The guiding principle of Twinning is to support Ukrainian universities and the integrity of the Ukrainian higher education system, both during the active conflict and beyond. Central to this is the need for support strategies that minimise brain drain and allow Ukrainian universities to preserve their identity, autonomy and values. To this end, Twinning discussion sessions purposefully centre the needs and perspectives of Ukrainian participants and the communities they represent.

It bears mentioning that Twinning discussions require a high degree of frankness and even vulnerability from all parties involved. Twinned institutions may find it hard to meet each other as “equal partners” when confronted by the dire, life-or-death circumstances faced by many Ukrainian colleagues and institutions. A hallmark of the most successful partnerships is their willingness to approach the process with humility, sensitivity, and mutual respect, as well as their commitment to meeting challenges with flexibly and creatively.

It is important to stress the reciprocal nature of the Twinning partnerships. The Twinning framework was conceived as playing an important role in connecting key stakeholder groups (students, staff, academics) in both Ukrainian and international partner universities, allowing them to build mutually beneficial relationships over time. For example, collaborative research activities take time to establish; however, the close working links promoted by the Twinning initiative provide a strong foundation upon which participating institutions can build over time.

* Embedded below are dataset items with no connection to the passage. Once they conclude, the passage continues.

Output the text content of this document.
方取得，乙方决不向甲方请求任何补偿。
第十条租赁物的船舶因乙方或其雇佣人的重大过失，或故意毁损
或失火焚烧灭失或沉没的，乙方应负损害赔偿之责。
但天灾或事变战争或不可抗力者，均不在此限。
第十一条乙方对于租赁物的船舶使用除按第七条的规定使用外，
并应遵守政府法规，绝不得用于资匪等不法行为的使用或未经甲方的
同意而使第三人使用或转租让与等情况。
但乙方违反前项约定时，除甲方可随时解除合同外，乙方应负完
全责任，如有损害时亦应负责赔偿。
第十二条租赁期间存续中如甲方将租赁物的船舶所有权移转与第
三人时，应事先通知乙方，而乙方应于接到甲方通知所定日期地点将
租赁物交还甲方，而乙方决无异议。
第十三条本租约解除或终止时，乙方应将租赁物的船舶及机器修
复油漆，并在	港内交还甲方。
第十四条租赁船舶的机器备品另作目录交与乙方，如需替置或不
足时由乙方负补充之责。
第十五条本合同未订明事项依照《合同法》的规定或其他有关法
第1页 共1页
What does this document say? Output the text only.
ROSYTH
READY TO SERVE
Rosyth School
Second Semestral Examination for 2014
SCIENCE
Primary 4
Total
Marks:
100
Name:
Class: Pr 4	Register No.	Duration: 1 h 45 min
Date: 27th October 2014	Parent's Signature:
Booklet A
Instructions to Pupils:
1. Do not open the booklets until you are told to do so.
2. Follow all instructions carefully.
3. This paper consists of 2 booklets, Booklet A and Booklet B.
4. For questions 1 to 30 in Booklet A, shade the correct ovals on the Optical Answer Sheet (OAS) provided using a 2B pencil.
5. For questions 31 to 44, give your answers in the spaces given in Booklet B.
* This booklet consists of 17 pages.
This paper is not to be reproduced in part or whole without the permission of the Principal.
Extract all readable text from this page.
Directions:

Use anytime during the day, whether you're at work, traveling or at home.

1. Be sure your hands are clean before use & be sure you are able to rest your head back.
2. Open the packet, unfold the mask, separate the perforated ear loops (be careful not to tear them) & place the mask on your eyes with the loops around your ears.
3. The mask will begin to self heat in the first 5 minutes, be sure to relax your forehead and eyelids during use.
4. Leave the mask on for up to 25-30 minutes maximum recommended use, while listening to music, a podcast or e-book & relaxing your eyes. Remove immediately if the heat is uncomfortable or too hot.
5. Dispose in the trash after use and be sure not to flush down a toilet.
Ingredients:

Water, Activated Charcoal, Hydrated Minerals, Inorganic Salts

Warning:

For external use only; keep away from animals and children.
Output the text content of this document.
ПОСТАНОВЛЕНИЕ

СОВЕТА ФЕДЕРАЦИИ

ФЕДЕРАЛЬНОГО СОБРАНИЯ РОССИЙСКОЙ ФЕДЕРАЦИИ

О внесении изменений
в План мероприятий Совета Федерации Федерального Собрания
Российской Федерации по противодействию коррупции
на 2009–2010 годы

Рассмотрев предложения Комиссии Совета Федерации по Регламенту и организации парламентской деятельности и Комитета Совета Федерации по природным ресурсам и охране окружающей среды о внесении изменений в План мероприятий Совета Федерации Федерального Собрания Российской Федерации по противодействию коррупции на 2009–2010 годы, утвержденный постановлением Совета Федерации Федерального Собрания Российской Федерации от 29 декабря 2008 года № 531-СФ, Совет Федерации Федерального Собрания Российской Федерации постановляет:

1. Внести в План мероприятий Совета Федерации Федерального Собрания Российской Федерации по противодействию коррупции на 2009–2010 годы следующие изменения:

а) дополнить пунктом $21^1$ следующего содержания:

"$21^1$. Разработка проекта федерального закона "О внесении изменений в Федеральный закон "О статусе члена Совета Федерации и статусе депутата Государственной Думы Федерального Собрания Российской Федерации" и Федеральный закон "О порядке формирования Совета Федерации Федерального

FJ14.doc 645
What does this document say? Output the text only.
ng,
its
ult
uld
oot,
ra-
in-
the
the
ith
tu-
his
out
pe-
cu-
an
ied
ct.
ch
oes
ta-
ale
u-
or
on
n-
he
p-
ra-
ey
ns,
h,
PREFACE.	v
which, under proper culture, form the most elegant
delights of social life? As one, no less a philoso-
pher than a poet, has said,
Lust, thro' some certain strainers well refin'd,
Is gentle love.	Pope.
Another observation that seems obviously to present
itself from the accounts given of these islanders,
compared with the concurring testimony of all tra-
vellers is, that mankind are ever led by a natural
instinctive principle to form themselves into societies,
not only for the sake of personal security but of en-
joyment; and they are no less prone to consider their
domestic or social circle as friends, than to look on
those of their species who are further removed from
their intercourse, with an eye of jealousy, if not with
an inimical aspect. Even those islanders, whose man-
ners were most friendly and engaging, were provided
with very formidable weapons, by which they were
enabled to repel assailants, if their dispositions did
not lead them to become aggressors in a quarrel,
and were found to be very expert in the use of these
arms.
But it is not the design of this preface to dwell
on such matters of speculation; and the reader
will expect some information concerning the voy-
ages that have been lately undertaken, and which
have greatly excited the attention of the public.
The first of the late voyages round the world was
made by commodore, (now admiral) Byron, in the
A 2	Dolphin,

Research focused on rebuilding and renovating different aspects of Ukraine’s economy, education system, ecology, and food security at the end of the war will be critical; these are all areas of collaboration that Twinning partners are actively setting up structures to establish and maintain for years to come. This long-term thinking also invites the inclusion of non-university collaborators (including local communities, government and the private sector) in the creation of multilateral partnerships and initiatives.

Hope for the future

Since the inception of the scheme in late March 2022, support for Twinning has been swift and positive. Within a matter of days the first partnerships were formed; since then, over 70 partnerships have been formalised between Ukrainian universities and institutions in the UK, the United States and Canada, and more are currently being arranged. Likewise, the UK government, along with numerous other organisations, has now endorsed the Twinning initiative, providing funds to develop long-lasting and sustainable partnerships between British and Ukrainian universities.

A Twinning signing ceremony held on June 28, 2022, Ukraine’s Constitution Day, drew over 200 university staff, leaders and distinguished guests. Participating institutions shared their Twinning experiences, and stressed that, although international cooperation among universities may not seem a high priority in the grand scheme of things, at the core of such initiatives is an indissoluble belief in the importance of education as a cornerstone of a democratic society, and an urgent call to go beyond traditional university-to-university partnerships and seek for new, creative venues for mutual aid that can help address the formidable challenges such as those facing our Ukrainian colleagues. Supporting Ukrainian universities in their time of need is an act of hope for the future of Ukraine.